Der lehrreiche Sprung kommt jedoch in dem einzigen gegenständlichen Ölgemälde der Ausstellung, begleitet von drei verwandten Zeichnungen, die sich auf Tonalität, Linie und Farbe konzentrieren. „Blue Landscape“ (1959) zeigt blockartige Gebäude hinter sanften Hügeln und hinter einer Baumscheibe. (Die Komposition erinnert grob an Cézanne in der Provence.) Rileys Gemälde hat eine bescheidene Größe von 40 x 30 Zoll und ist größtenteils aus kurzen, konfettiartigen Farbklecksen zusammengesetzt – Blau, durchsetzt mit Grün, Grau, Ocker und Taupe, plus ein gelegentlicher Ruck des roten Ziegeldachs. Sie übernimmt und adaptiert Seurats pointillistische Technik, die vor 70 Jahren aus „Ein Sonntagnachmittag auf der Insel der Grand Jatte“ bekannt ist. Dort vermischen sich winzige einzelne Farbflecken im Auge des Betrachters zum Bild.

Ein Wandetikett verrät, dass sie davon beeindruckt war, was das bedeutete: Bei Seurats Revolution ging es weniger um Besonderheiten in der optischen Wissenschaft der Farbmischung auf der Netzhaut, obwohl das auch wichtig war, als darum, dass das Gemälde die Anwesenheit eines betrachtenden Betrachters anerkennt Es. Schließlich ist es Ihr „responsives Auge“, das den Künstler beschäftigt.
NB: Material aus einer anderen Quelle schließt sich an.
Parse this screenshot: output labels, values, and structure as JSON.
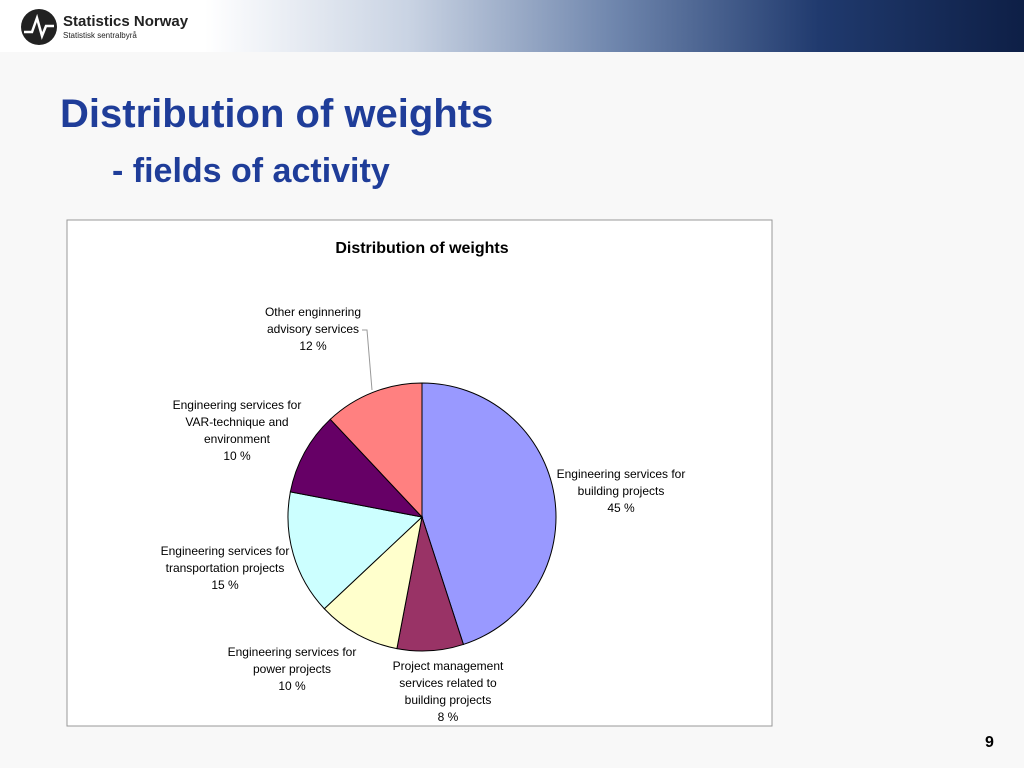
{
  "header": {
    "brand": "Statistics Norway",
    "brand_sub": "Statistisk sentralbyrå"
  },
  "slide": {
    "title": "Distribution of weights",
    "subtitle": "- fields of activity",
    "page_number": "9"
  },
  "chart_data": {
    "type": "pie",
    "title": "Distribution of weights",
    "categories": [
      "Engineering services for building projects",
      "Project management services related to building projects",
      "Engineering services for power projects",
      "Engineering services for transportation projects",
      "Engineering services for VAR-technique and environment",
      "Other enginnering advisory services"
    ],
    "values": [
      45,
      8,
      10,
      15,
      10,
      12
    ],
    "value_labels": [
      "45 %",
      "8 %",
      "10 %",
      "15 %",
      "10 %",
      "12 %"
    ],
    "colors": [
      "#9999ff",
      "#993366",
      "#ffffcc",
      "#ccffff",
      "#660066",
      "#ff8080"
    ]
  }
}
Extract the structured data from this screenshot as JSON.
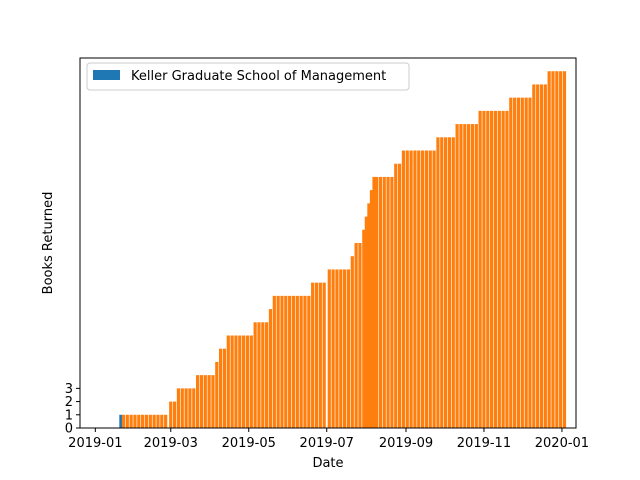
{
  "chart_data": {
    "type": "bar",
    "title": "",
    "xlabel": "Date",
    "ylabel": "Books Returned",
    "x_range": [
      "2018-12-20",
      "2020-01-12"
    ],
    "ylim": [
      0,
      28.0
    ],
    "y_ticks": [
      0,
      1,
      2,
      3
    ],
    "x_ticks": [
      "2019-01",
      "2019-03",
      "2019-05",
      "2019-07",
      "2019-09",
      "2019-11",
      "2020-01"
    ],
    "legend": {
      "placement": "top-left",
      "entries": [
        {
          "name": "Keller Graduate School of Management",
          "color": "#1f77b4"
        }
      ]
    },
    "series": [
      {
        "name": "Keller Graduate School of Management",
        "color": "#1f77b4",
        "points": [
          [
            "2019-01-21",
            1
          ]
        ]
      },
      {
        "color": "#ff7f0e",
        "points": [
          [
            "2019-01-23",
            1
          ],
          [
            "2019-01-26",
            1
          ],
          [
            "2019-01-29",
            1
          ],
          [
            "2019-02-01",
            1
          ],
          [
            "2019-02-04",
            1
          ],
          [
            "2019-02-07",
            1
          ],
          [
            "2019-02-10",
            1
          ],
          [
            "2019-02-13",
            1
          ],
          [
            "2019-02-16",
            1
          ],
          [
            "2019-02-19",
            1
          ],
          [
            "2019-02-22",
            1
          ],
          [
            "2019-02-25",
            1
          ],
          [
            "2019-03-01",
            2
          ],
          [
            "2019-03-04",
            2
          ],
          [
            "2019-03-07",
            3
          ],
          [
            "2019-03-10",
            3
          ],
          [
            "2019-03-13",
            3
          ],
          [
            "2019-03-16",
            3
          ],
          [
            "2019-03-19",
            3
          ],
          [
            "2019-03-22",
            4
          ],
          [
            "2019-03-25",
            4
          ],
          [
            "2019-03-28",
            4
          ],
          [
            "2019-03-31",
            4
          ],
          [
            "2019-04-03",
            4
          ],
          [
            "2019-04-06",
            5
          ],
          [
            "2019-04-09",
            6
          ],
          [
            "2019-04-12",
            6
          ],
          [
            "2019-04-15",
            7
          ],
          [
            "2019-04-18",
            7
          ],
          [
            "2019-04-21",
            7
          ],
          [
            "2019-04-24",
            7
          ],
          [
            "2019-04-27",
            7
          ],
          [
            "2019-04-30",
            7
          ],
          [
            "2019-05-03",
            7
          ],
          [
            "2019-05-06",
            8
          ],
          [
            "2019-05-09",
            8
          ],
          [
            "2019-05-12",
            8
          ],
          [
            "2019-05-15",
            8
          ],
          [
            "2019-05-18",
            9
          ],
          [
            "2019-05-21",
            10
          ],
          [
            "2019-05-24",
            10
          ],
          [
            "2019-05-27",
            10
          ],
          [
            "2019-05-30",
            10
          ],
          [
            "2019-06-02",
            10
          ],
          [
            "2019-06-05",
            10
          ],
          [
            "2019-06-08",
            10
          ],
          [
            "2019-06-11",
            10
          ],
          [
            "2019-06-14",
            10
          ],
          [
            "2019-06-17",
            10
          ],
          [
            "2019-06-20",
            11
          ],
          [
            "2019-06-23",
            11
          ],
          [
            "2019-06-26",
            11
          ],
          [
            "2019-06-29",
            11
          ],
          [
            "2019-07-03",
            12
          ],
          [
            "2019-07-06",
            12
          ],
          [
            "2019-07-09",
            12
          ],
          [
            "2019-07-12",
            12
          ],
          [
            "2019-07-15",
            12
          ],
          [
            "2019-07-18",
            12
          ],
          [
            "2019-07-21",
            13
          ],
          [
            "2019-07-24",
            14
          ],
          [
            "2019-07-27",
            14
          ],
          [
            "2019-07-30",
            15
          ],
          [
            "2019-08-01",
            16
          ],
          [
            "2019-08-03",
            17
          ],
          [
            "2019-08-05",
            18
          ],
          [
            "2019-08-07",
            19
          ],
          [
            "2019-08-09",
            19
          ],
          [
            "2019-08-12",
            19
          ],
          [
            "2019-08-15",
            19
          ],
          [
            "2019-08-18",
            19
          ],
          [
            "2019-08-21",
            19
          ],
          [
            "2019-08-24",
            20
          ],
          [
            "2019-08-27",
            20
          ],
          [
            "2019-08-30",
            21
          ],
          [
            "2019-09-02",
            21
          ],
          [
            "2019-09-05",
            21
          ],
          [
            "2019-09-08",
            21
          ],
          [
            "2019-09-11",
            21
          ],
          [
            "2019-09-14",
            21
          ],
          [
            "2019-09-17",
            21
          ],
          [
            "2019-09-20",
            21
          ],
          [
            "2019-09-23",
            21
          ],
          [
            "2019-09-26",
            22
          ],
          [
            "2019-09-29",
            22
          ],
          [
            "2019-10-02",
            22
          ],
          [
            "2019-10-05",
            22
          ],
          [
            "2019-10-08",
            22
          ],
          [
            "2019-10-11",
            23
          ],
          [
            "2019-10-14",
            23
          ],
          [
            "2019-10-17",
            23
          ],
          [
            "2019-10-20",
            23
          ],
          [
            "2019-10-23",
            23
          ],
          [
            "2019-10-26",
            23
          ],
          [
            "2019-10-29",
            24
          ],
          [
            "2019-11-01",
            24
          ],
          [
            "2019-11-04",
            24
          ],
          [
            "2019-11-07",
            24
          ],
          [
            "2019-11-10",
            24
          ],
          [
            "2019-11-13",
            24
          ],
          [
            "2019-11-16",
            24
          ],
          [
            "2019-11-19",
            24
          ],
          [
            "2019-11-22",
            25
          ],
          [
            "2019-11-25",
            25
          ],
          [
            "2019-11-28",
            25
          ],
          [
            "2019-12-01",
            25
          ],
          [
            "2019-12-04",
            25
          ],
          [
            "2019-12-07",
            25
          ],
          [
            "2019-12-10",
            26
          ],
          [
            "2019-12-13",
            26
          ],
          [
            "2019-12-16",
            26
          ],
          [
            "2019-12-19",
            26
          ],
          [
            "2019-12-22",
            27
          ],
          [
            "2019-12-25",
            27
          ],
          [
            "2019-12-28",
            27
          ],
          [
            "2019-12-31",
            27
          ],
          [
            "2020-01-03",
            27
          ]
        ]
      }
    ]
  }
}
Sie treten in die Gleichung ein, nicht als vom Künstler manipulierter Gaffer, sondern als Teilnehmer am künstlerischen Abenteuer. Es entsteht eine Großzügigkeit des Geistes, wie man normalerweise nicht an die abstrakte Kunst des frühen 20. Jahrhunderts denkt.
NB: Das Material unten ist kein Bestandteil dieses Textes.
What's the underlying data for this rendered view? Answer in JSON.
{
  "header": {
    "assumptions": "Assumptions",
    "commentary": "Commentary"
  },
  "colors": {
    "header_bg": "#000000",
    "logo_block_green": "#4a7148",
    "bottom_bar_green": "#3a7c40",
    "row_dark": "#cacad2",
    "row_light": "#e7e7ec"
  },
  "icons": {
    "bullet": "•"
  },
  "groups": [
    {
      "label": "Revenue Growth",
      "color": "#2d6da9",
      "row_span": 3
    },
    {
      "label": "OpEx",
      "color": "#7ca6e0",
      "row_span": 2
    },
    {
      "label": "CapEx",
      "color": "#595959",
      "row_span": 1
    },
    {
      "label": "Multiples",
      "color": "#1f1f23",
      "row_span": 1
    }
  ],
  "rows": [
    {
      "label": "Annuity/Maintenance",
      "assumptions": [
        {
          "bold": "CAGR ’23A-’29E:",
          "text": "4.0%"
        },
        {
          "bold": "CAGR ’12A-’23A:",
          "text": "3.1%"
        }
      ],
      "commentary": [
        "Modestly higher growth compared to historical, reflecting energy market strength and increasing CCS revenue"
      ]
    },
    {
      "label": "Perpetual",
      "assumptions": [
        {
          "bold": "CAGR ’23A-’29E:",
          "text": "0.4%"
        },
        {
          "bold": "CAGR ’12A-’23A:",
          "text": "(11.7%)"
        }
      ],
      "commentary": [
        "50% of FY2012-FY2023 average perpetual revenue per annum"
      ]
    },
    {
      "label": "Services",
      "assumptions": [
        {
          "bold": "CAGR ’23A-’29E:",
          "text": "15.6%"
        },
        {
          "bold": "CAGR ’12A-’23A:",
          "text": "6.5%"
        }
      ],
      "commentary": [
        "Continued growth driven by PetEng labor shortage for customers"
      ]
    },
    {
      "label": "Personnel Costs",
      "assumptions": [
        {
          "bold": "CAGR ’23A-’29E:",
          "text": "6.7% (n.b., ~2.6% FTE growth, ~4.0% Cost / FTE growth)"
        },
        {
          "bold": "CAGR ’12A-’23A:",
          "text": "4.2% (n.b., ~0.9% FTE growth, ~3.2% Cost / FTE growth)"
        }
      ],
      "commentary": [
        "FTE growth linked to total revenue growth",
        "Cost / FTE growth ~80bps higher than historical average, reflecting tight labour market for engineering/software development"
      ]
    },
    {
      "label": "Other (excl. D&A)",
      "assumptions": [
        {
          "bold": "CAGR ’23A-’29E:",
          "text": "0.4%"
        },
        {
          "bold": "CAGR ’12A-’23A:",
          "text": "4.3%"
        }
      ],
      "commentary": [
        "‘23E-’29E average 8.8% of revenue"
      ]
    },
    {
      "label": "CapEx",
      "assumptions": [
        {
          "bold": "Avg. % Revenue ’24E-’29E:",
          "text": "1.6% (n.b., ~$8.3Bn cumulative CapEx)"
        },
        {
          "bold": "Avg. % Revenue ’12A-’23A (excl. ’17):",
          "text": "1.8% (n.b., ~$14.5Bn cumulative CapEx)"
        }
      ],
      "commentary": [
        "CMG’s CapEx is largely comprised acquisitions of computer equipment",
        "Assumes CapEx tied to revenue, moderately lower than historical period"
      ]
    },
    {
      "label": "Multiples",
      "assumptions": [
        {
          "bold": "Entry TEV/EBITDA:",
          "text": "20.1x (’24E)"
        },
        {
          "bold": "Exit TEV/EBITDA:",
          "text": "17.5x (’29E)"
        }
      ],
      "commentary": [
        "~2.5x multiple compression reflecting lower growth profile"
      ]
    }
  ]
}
Im Hammer hat die Installation das Design der neuen Grunwald Center-Zeichnungsgalerie des Museums wiederverwendet, die für die jüngste Ausstellung von Picasso-Schnittpapierarbeiten in Auftrag gegeben wurde – ein Raum in einem Raum. Die Aufteilung funktioniert gut. Die innere Galerie zeigt die gegenständlichen Zeichnungen; die Außenwände sind mit den Abstraktionen ausgekleidet. Die frühesten geometrischen Abstraktionen sind schwarz-weiß – synkopierte Schnittpunkte von Kreisen und Quadraten; Schachbretter, die in sich zusammenzufallen scheinen oder sich in Gitter aus Scheiben verwandeln; scharfe Zickzacklinien, die auf wundersame Weise wirbeln oder sich schlängeln; Rauten, die sich im Raum biegen und mehr. Riley begann 1960 damit und wandte sich 1964 der Farbe zu.

Hervorzuheben ist das frühere Datum. Essays im allgemein guten Katalog sind gut darin, die sich schnell verändernde Geschichte dieser Periode zu artikulieren, als sich die unausgereiften Kräfte zu sammeln begannen, die sich zu Pop, Minimal, Conceptual und anderen Kunstbewegungen zusammenschlossen. Aber ein bedeutendes Ereignis wird überraschenderweise ausgelassen. „West Coast Hard-Edge“, die erste internationale Ausstellung zur Abstraktion der Nachkriegszeit in Los Angeles, wurde im März 1960 im Londoner Institute of Contemporary Art eröffnet.

Ein Kunstwerk zeigt geometrische Formen in Blau, Blaugrün, Gelb und Weiß

Bridget Riley, „New Curves – Jan. 2, ’99“, 1999, Bleistift und Gouache auf Papier.

(© Bridget Riley / Hammermuseum der UCLA)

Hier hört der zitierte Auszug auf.